Cupido vibrò ad una tale età il suo
dardo: io ebbi la prima passione e l'unica, l'azione della quale risento ancora
dopo dieci anni, e probabilmente risentirò in tutta la mia vita".
Parole profetiche, poiché fino alla
fine dei suoi giorni lo accompagnerà il ricordo struggente di Luisa. Ma chi
era, in realtà, questa ragazza che gli era entrata con tanta prepotenza nel
sangue?
Sicuramente i due ragazzi, entrambi di
Civitacampomarano, si erano visti in una delle occasioni "canoniche"
dell'epoca, come l'uscita dalla messa o la
festa del Santo patrono; oggi sarebbe l'incontro in discoteca o la “vasca” per
il Corso.
Luisa De Marinis, tratti delicati,
bocca piccola e incarnato chiaro, aveva attirato immediatamente, e con
prepotenza, l'attenzione del giovane Gabriele. Il matrimonio poteva essere lo
sbocco naturale di quella passione profonda, ma le nozze che lui desiderava con
tutte le sue forze non avvennero né allora né dopo, perché De Marinis padre,
borbonico e conservatore come molti altri a Civita, non vedeva di buon occhio i
Pepe, che considerava rivoluzionari giacobini, ubriacati dalle nuove idee, come
del resto i loro cugini, i Cuoco.
Non per niente, doveva pensare il De Marinis,
la madre di Gabriele, Angelamaria, era la zia di quel Vincenzo Cuoco che faceva
tanto parlare di sé. Ma si sa, la malapianta delle novità attecchisce subito in
certa gente, che si riempie la bocca con parole grosse come libertà,
uguaglianza.. e Dio solo sapeva che altro si complottava nel salotto di Olimpia
Frangipani a Castelbottaccio. Ma – ragionava tra sé De Marinis - come poteva,
la baronessa, alimentare gli stessi ideali rivoluzionari che avevano fatto
cadere, neanche dieci anni prima, la testa di migliaia di aristocratici
francesi?
Valli a capire, i nobili!
Comunque, avevano fatto bene a dare una
lezione a quel senzadio di Marcello Pepe, mandandolo in galera a Lucera, perché
pure lui faceva parte della combriccola di Castelbottaccio.... anche se in
fondo gli dispiaceva per i sei ragazzi, già orfani di madre (Angelamaria, pace
all'anima sua, se n'era andata già da due anni).
Quel giovanotto che aveva messo gli
occhi sulla figlia, il terzogenito di Marcello, sì, Gabriele, forse era un pò
indolente negli studi ma era stato educato bene dallo zio gesuita, don
Francesco Maria; comunque, uno cresciuto tra "sovversivi", senza
madre né padre, che avvenire poteva dare alla sua Luisa?

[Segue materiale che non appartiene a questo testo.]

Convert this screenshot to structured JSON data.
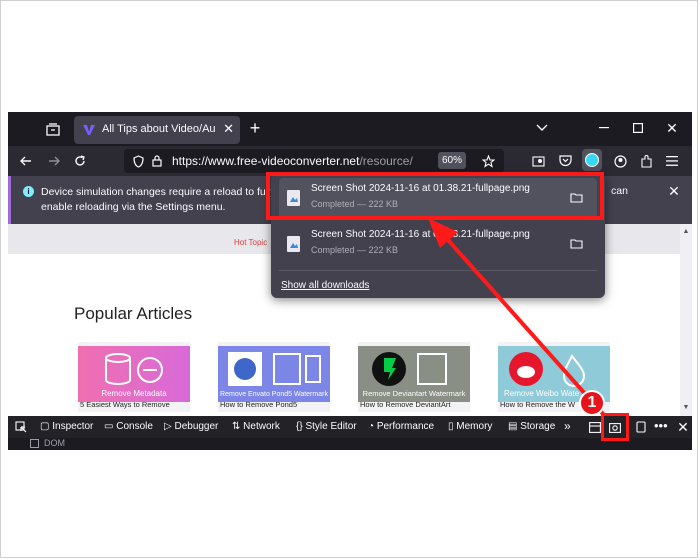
{
  "browser": {
    "tab_title": "All Tips about Video/Audio Converter",
    "url_host": "https://www.free-videoconverter.net",
    "url_path": "/resource/",
    "zoom": "60%"
  },
  "notification": {
    "line1": "Device simulation changes require a reload to fully apply. A",
    "line1_end": "can",
    "line2": "enable reloading via the Settings menu."
  },
  "page": {
    "hot_topics": "Hot Topic",
    "heading": "Popular Articles",
    "cards": [
      {
        "image_label": "Remove Metadata",
        "caption": "5 Easiest Ways to Remove"
      },
      {
        "image_label": "Remove Envato Pond5 Watermark",
        "caption": "How to Remove Pond5"
      },
      {
        "image_label": "Remove Deviantart Watermark",
        "caption": "How to Remove DeviantArt"
      },
      {
        "image_label": "Remove Weibo Wate",
        "caption": "How to Remove the W"
      }
    ]
  },
  "devtools": {
    "inspector": "Inspector",
    "console": "Console",
    "debugger": "Debugger",
    "network": "Network",
    "style_editor": "Style Editor",
    "performance": "Performance",
    "memory": "Memory",
    "storage": "Storage",
    "dom": "DOM"
  },
  "downloads": {
    "items": [
      {
        "name": "Screen Shot 2024-11-16 at 01.38.21-fullpage.png",
        "status": "Completed — 222 KB"
      },
      {
        "name": "Screen Shot 2024-11-16 at 01.38.21-fullpage.png",
        "status": "Completed — 222 KB"
      }
    ],
    "show_all": "Show all downloads"
  },
  "annotation": {
    "badge": "1",
    "color": "#ff1a1a"
  }
}
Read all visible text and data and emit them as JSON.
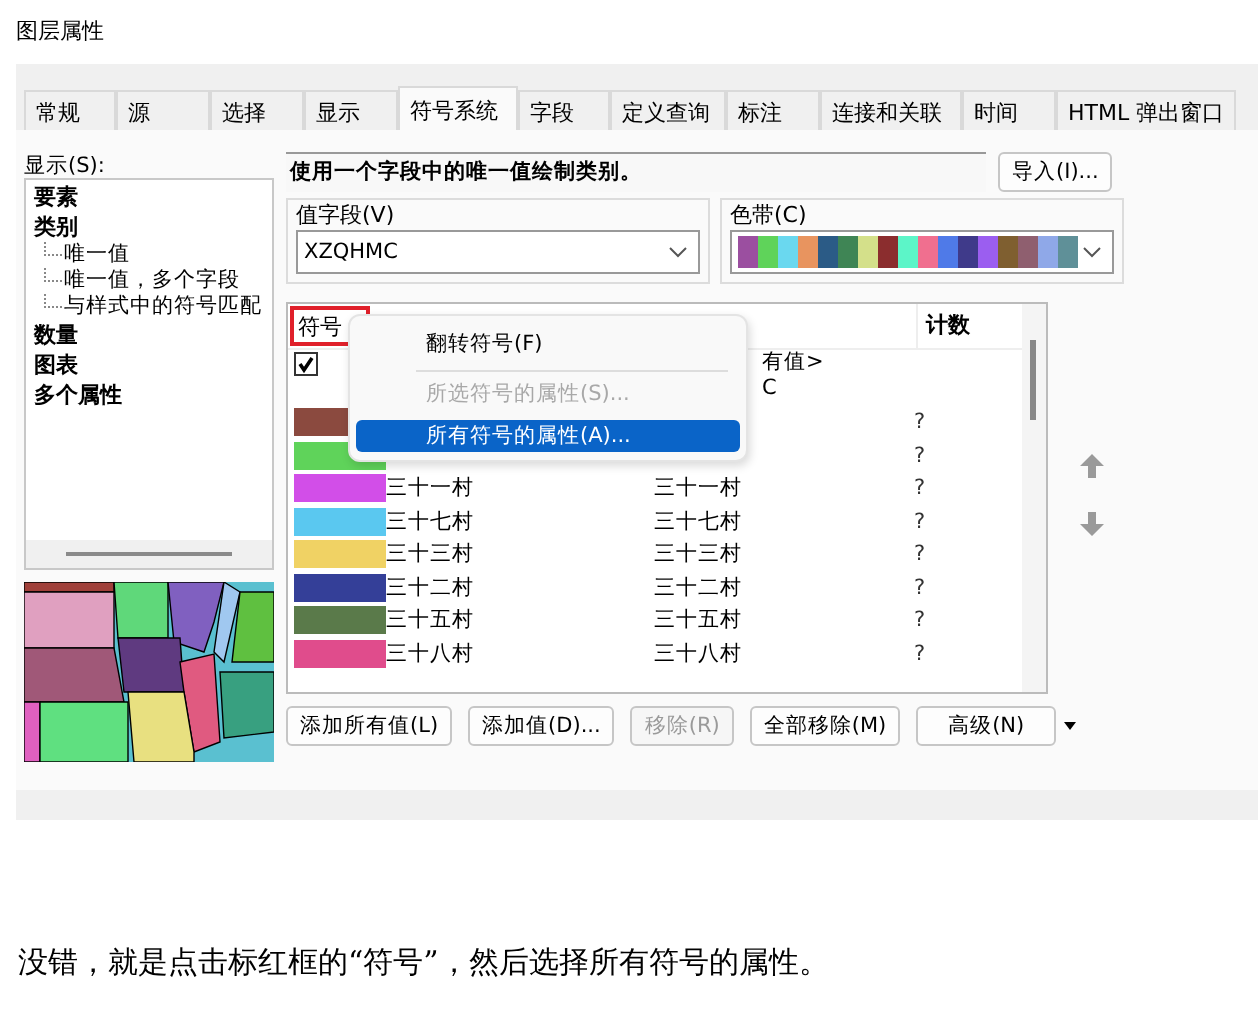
{
  "window": {
    "title": "图层属性"
  },
  "tabs": [
    {
      "label": "常规",
      "selected": false
    },
    {
      "label": "源",
      "selected": false
    },
    {
      "label": "选择",
      "selected": false
    },
    {
      "label": "显示",
      "selected": false
    },
    {
      "label": "符号系统",
      "selected": true
    },
    {
      "label": "字段",
      "selected": false
    },
    {
      "label": "定义查询",
      "selected": false
    },
    {
      "label": "标注",
      "selected": false
    },
    {
      "label": "连接和关联",
      "selected": false
    },
    {
      "label": "时间",
      "selected": false
    },
    {
      "label": "HTML 弹出窗口",
      "selected": false
    }
  ],
  "show": {
    "label": "显示(S):",
    "items": [
      {
        "label": "要素"
      },
      {
        "label": "类别",
        "children": [
          {
            "label": "唯一值"
          },
          {
            "label": "唯一值，多个字段"
          },
          {
            "label": "与样式中的符号匹配"
          }
        ]
      },
      {
        "label": "数量"
      },
      {
        "label": "图表"
      },
      {
        "label": "多个属性"
      }
    ]
  },
  "description": "使用一个字段中的唯一值绘制类别。",
  "import_button": "导入(I)...",
  "value_field": {
    "label": "值字段(V)",
    "value": "XZQHMC"
  },
  "color_ramp": {
    "label": "色带(C)"
  },
  "table": {
    "columns": [
      {
        "label": "符号",
        "highlighted": true
      },
      {
        "label": "计数",
        "highlighted": false
      }
    ],
    "other_row": {
      "checked": true,
      "label": "有值>",
      "heading": "C"
    },
    "rows": [
      {
        "color": "#8b4a3f",
        "count": "?"
      },
      {
        "color": "#5fd35a",
        "count": "?"
      },
      {
        "color": "#d24ee8",
        "value": "三十一村",
        "label": "三十一村",
        "count": "?"
      },
      {
        "color": "#5ac8f0",
        "value": "三十七村",
        "label": "三十七村",
        "count": "?"
      },
      {
        "color": "#f0d264",
        "value": "三十三村",
        "label": "三十三村",
        "count": "?"
      },
      {
        "color": "#343f98",
        "value": "三十二村",
        "label": "三十二村",
        "count": "?"
      },
      {
        "color": "#5a7a4a",
        "value": "三十五村",
        "label": "三十五村",
        "count": "?"
      },
      {
        "color": "#e04c8c",
        "value": "三十八村",
        "label": "三十八村",
        "count": "?"
      }
    ]
  },
  "context_menu": [
    {
      "label": "翻转符号(F)",
      "disabled": false,
      "selected": false
    },
    {
      "label": "所选符号的属性(S)...",
      "disabled": true,
      "selected": false
    },
    {
      "label": "所有符号的属性(A)...",
      "disabled": false,
      "selected": true
    }
  ],
  "buttons": [
    {
      "label": "添加所有值(L)",
      "disabled": false
    },
    {
      "label": "添加值(D)...",
      "disabled": false
    },
    {
      "label": "移除(R)",
      "disabled": true
    },
    {
      "label": "全部移除(M)",
      "disabled": false
    },
    {
      "label": "高级(N)",
      "disabled": false
    }
  ],
  "caption": "没错，就是点击标红框的“符号”，然后选择所有符号的属性。"
}
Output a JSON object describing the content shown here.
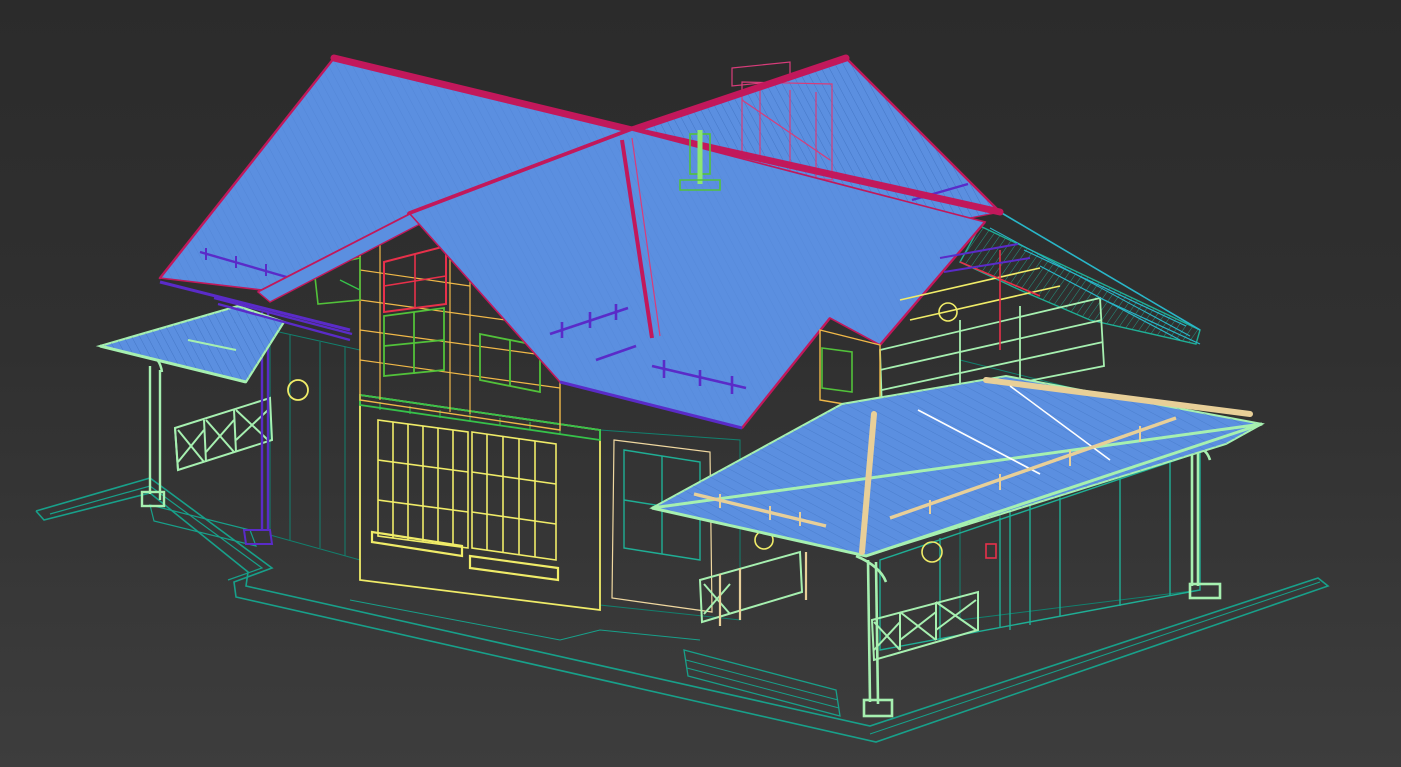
{
  "viewport": {
    "mode": "wireframe",
    "background": "#2e2e2e"
  },
  "colors": {
    "roof_fill": "#5b8fe0",
    "ridge": "#c2185b",
    "ridge_light": "#d83c7a",
    "gutter": "#5a2bc8",
    "mint": "#a6f0b0",
    "teal": "#1fae95",
    "teal_dark": "#12806e",
    "yellow": "#f0ec68",
    "orange": "#f0b848",
    "tan": "#e8cf98",
    "green": "#52c23a",
    "cyan": "#29b6c8",
    "red": "#e8304a",
    "white": "#ffffff"
  },
  "model": {
    "object": "house",
    "parts": [
      "main-roof",
      "side-roof",
      "left-porch-roof",
      "right-veranda-roof",
      "dormer",
      "chimney",
      "facade-windows",
      "porch-railings",
      "veranda-columns",
      "foundation",
      "entry-steps",
      "downpipes"
    ]
  }
}
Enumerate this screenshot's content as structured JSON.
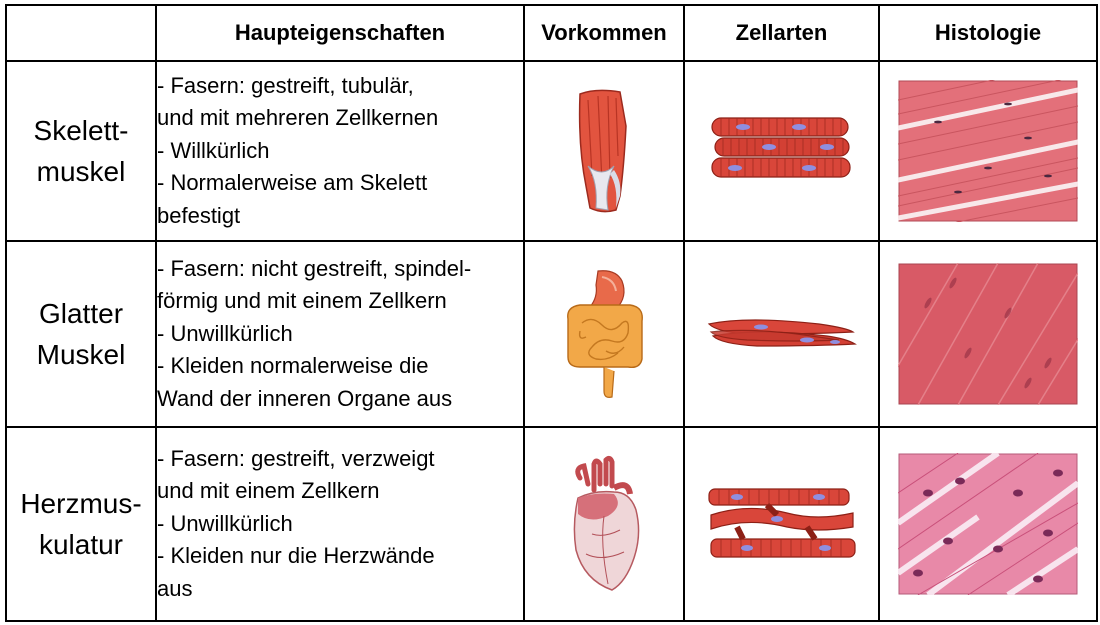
{
  "headers": [
    "",
    "Haupteigenschaften",
    "Vorkommen",
    "Zellarten",
    "Histologie"
  ],
  "rows": [
    {
      "label": [
        "Skelett-",
        "muskel"
      ],
      "properties": [
        "- Fasern: gestreift, tubulär,",
        "und mit mehreren Zellkernen",
        "- Willkürlich",
        "- Normalerweise am Skelett",
        "befestigt"
      ],
      "vorkommen_icon": "arm-muscle-icon",
      "zellart_icon": "skeletal-muscle-cells-icon",
      "histologie_icon": "skeletal-muscle-histology-icon"
    },
    {
      "label": [
        "Glatter",
        "Muskel"
      ],
      "properties": [
        "- Fasern: nicht gestreift, spindel-",
        "förmig und mit einem Zellkern",
        "- Unwillkürlich",
        "- Kleiden normalerweise die",
        "Wand der inneren Organe aus"
      ],
      "vorkommen_icon": "digestive-organs-icon",
      "zellart_icon": "smooth-muscle-cells-icon",
      "histologie_icon": "smooth-muscle-histology-icon"
    },
    {
      "label": [
        "Herzmus-",
        "kulatur"
      ],
      "properties": [
        "- Fasern: gestreift, verzweigt",
        "und mit einem Zellkern",
        "- Unwillkürlich",
        "- Kleiden nur die Herzwände",
        "aus"
      ],
      "vorkommen_icon": "heart-icon",
      "zellart_icon": "cardiac-muscle-cells-icon",
      "histologie_icon": "cardiac-muscle-histology-icon"
    }
  ],
  "colors": {
    "muscle": "#d9463a",
    "muscle_dark": "#a8281f",
    "nucleus": "#8f8fe0",
    "tissue": "#e1727b",
    "intestine": "#f0a040",
    "border": "#000000"
  }
}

Gabriele, dopo un’attesa che gli parve
eterna, finalmente vide comparire Luisa all’estremità della piazza.
Il corpetto e la gonna a pieghe di
tessuto leggero lasciavano intuire le forme snelle ma piene della ragazza, e la
piccola mappa di raso nascondeva a malapena la massa biondo grano dei lunghi
capelli appena mossi.
Rapito da quella visione, Gabriele la fissò
in volto, e rimase sconcertato dal suo sguardo accorato. Vi lesse la sua
condanna quando, attraversando il piazzale in direzione della chiesa, lei fece
in modo di passargli vicino sfiorandolo.
Mamma De Marinis, chioma raccolta
secondo il costume delle donne maritate, tirò dritto.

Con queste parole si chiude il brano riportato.